Once, while at Sāvatthi, the Buddha saw a poor farmer of ālavī, ready for conversion and decided to go and preach in that town. The farmer's ox had strayed away, and he looked for it for quite a long while before finding it; he knew that the Buddha was in ālavī and decided that he still had time to visit the Buddha, and he set off without taking any food. Meanwhile at ālavī the Buddha and his monks had been served with a meal by the people, but the Buddha waited until the farmer came before returning thanks. On the farmer's arrival the Buddha ordered that some food should be given him, and when the man was comforted and his mind was ready the Buddha preached a sermon, at the end of which the man became a Sotāpanna (DhA.iii.262-3).

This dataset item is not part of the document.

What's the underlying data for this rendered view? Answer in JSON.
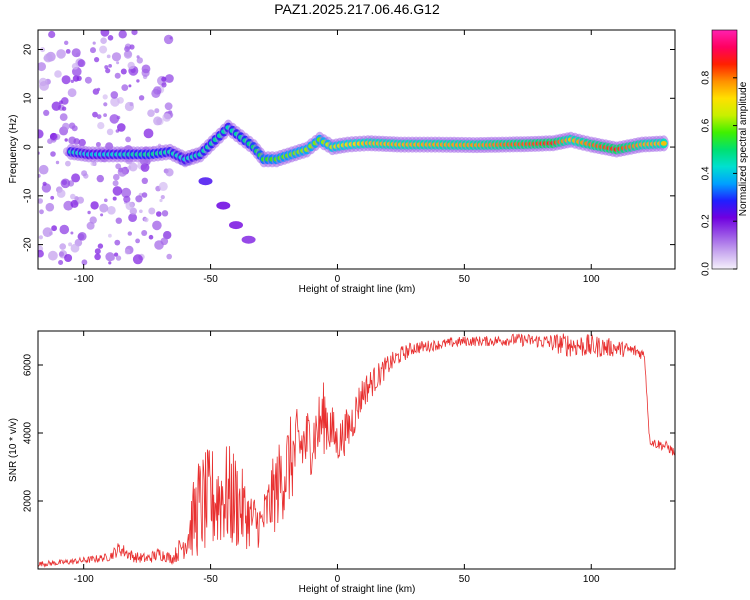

On another occasion the Buddha came all the way from Jetavana to ālavī for the sake of a weaver's daughter. (For the story see DhA.iii.170f).

ālavī has been identified by Cunningham and Hoernle with Newal or Nawal in the Urao district in the United Provinces, and by Nandalal Dey, with Aviwa, twenty-seven miles north-east of Etwah (Law: Geog, of. Early Buddhism, p.24).

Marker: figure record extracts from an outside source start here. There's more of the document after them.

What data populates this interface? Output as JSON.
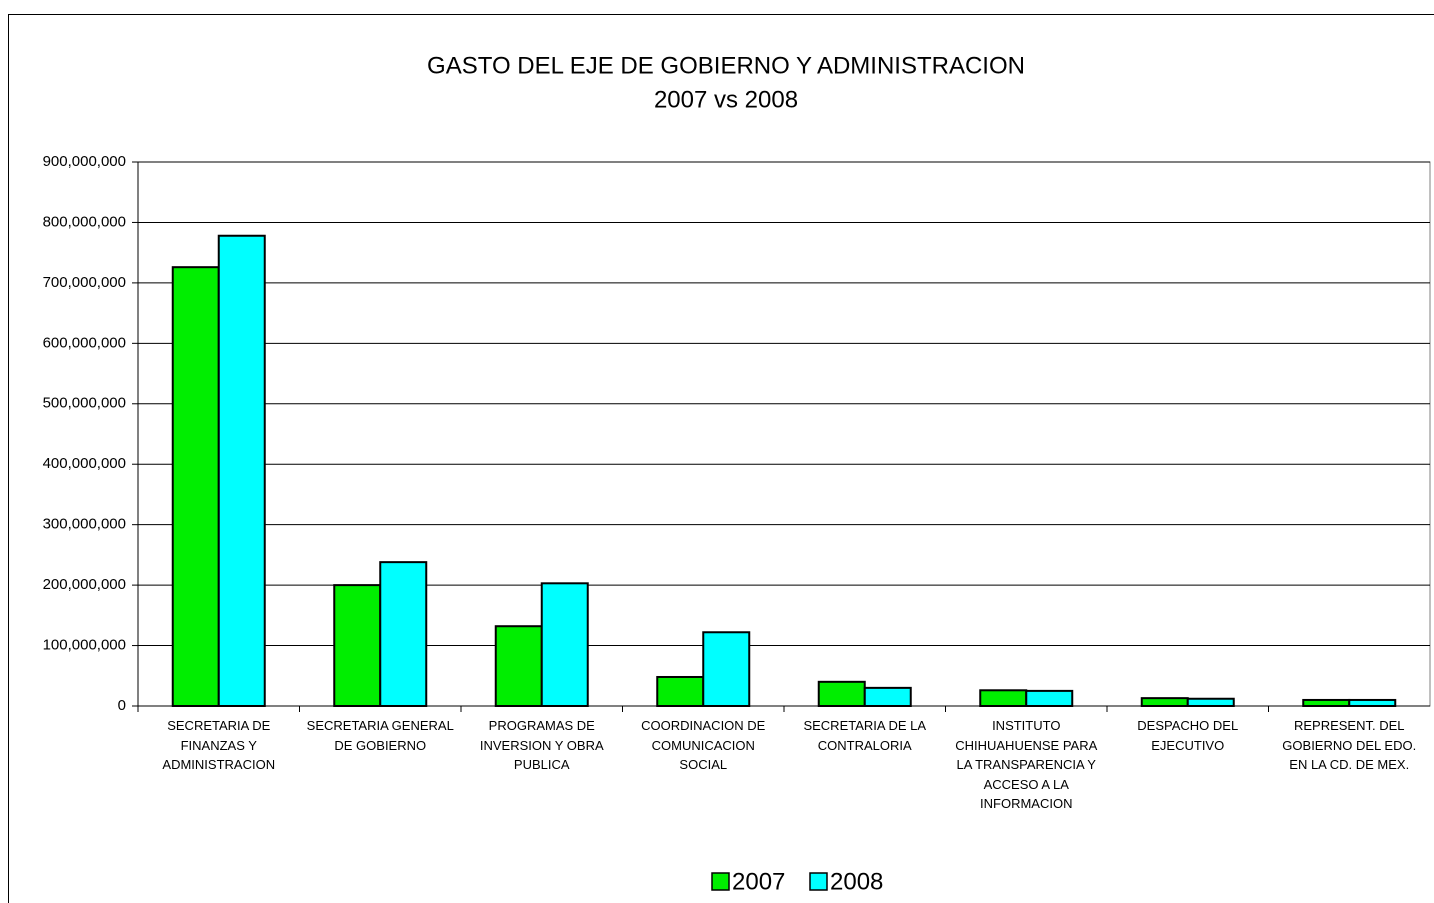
{
  "chart_data": {
    "type": "bar",
    "title": "GASTO DEL EJE DE GOBIERNO Y ADMINISTRACION",
    "subtitle": "2007 vs 2008",
    "categories": [
      "SECRETARIA DE FINANZAS Y ADMINISTRACION",
      "SECRETARIA GENERAL DE GOBIERNO",
      "PROGRAMAS DE INVERSION Y OBRA PUBLICA",
      "COORDINACION DE COMUNICACION SOCIAL",
      "SECRETARIA DE LA CONTRALORIA",
      "INSTITUTO CHIHUAHUENSE PARA LA TRANSPARENCIA Y ACCESO A LA INFORMACION",
      "DESPACHO DEL EJECUTIVO",
      "REPRESENT. DEL GOBIERNO DEL EDO. EN LA CD. DE MEX."
    ],
    "series": [
      {
        "name": "2007",
        "color": "#00ee00",
        "values": [
          726000000,
          200000000,
          132000000,
          48000000,
          40000000,
          26000000,
          13000000,
          10000000
        ]
      },
      {
        "name": "2008",
        "color": "#00ffff",
        "values": [
          778000000,
          238000000,
          203000000,
          122000000,
          30000000,
          25000000,
          12000000,
          10000000
        ]
      }
    ],
    "ylim": [
      0,
      900000000
    ],
    "yticks": [
      0,
      {
        "value": 100000000,
        "label": "100,000,000"
      },
      {
        "value": 200000000,
        "label": "200,000,000"
      },
      {
        "value": 300000000,
        "label": "300,000,000"
      },
      {
        "value": 400000000,
        "label": "400,000,000"
      },
      {
        "value": 500000000,
        "label": "500,000,000"
      },
      {
        "value": 600000000,
        "label": "600,000,000"
      },
      {
        "value": 700000000,
        "label": "700,000,000"
      },
      {
        "value": 800000000,
        "label": "800,000,000"
      },
      {
        "value": 900000000,
        "label": "900,000,000"
      }
    ],
    "grid": true,
    "legend": "bottom"
  }
}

Mrs. Rhys Davids states that ālavī was on the bank of the Ganges (Ps. of the Brethren, 408), probably basing her view on the declaration of ālavaka in the Sutta Nipāta (p.32) that he would throw the Buddha "pāra-Gangāya" (over to the other side of the Ganges) unless his questions were answered. I believe that here "pāra-Gangāya" is merely a rhetorical expression and has no geographical significance.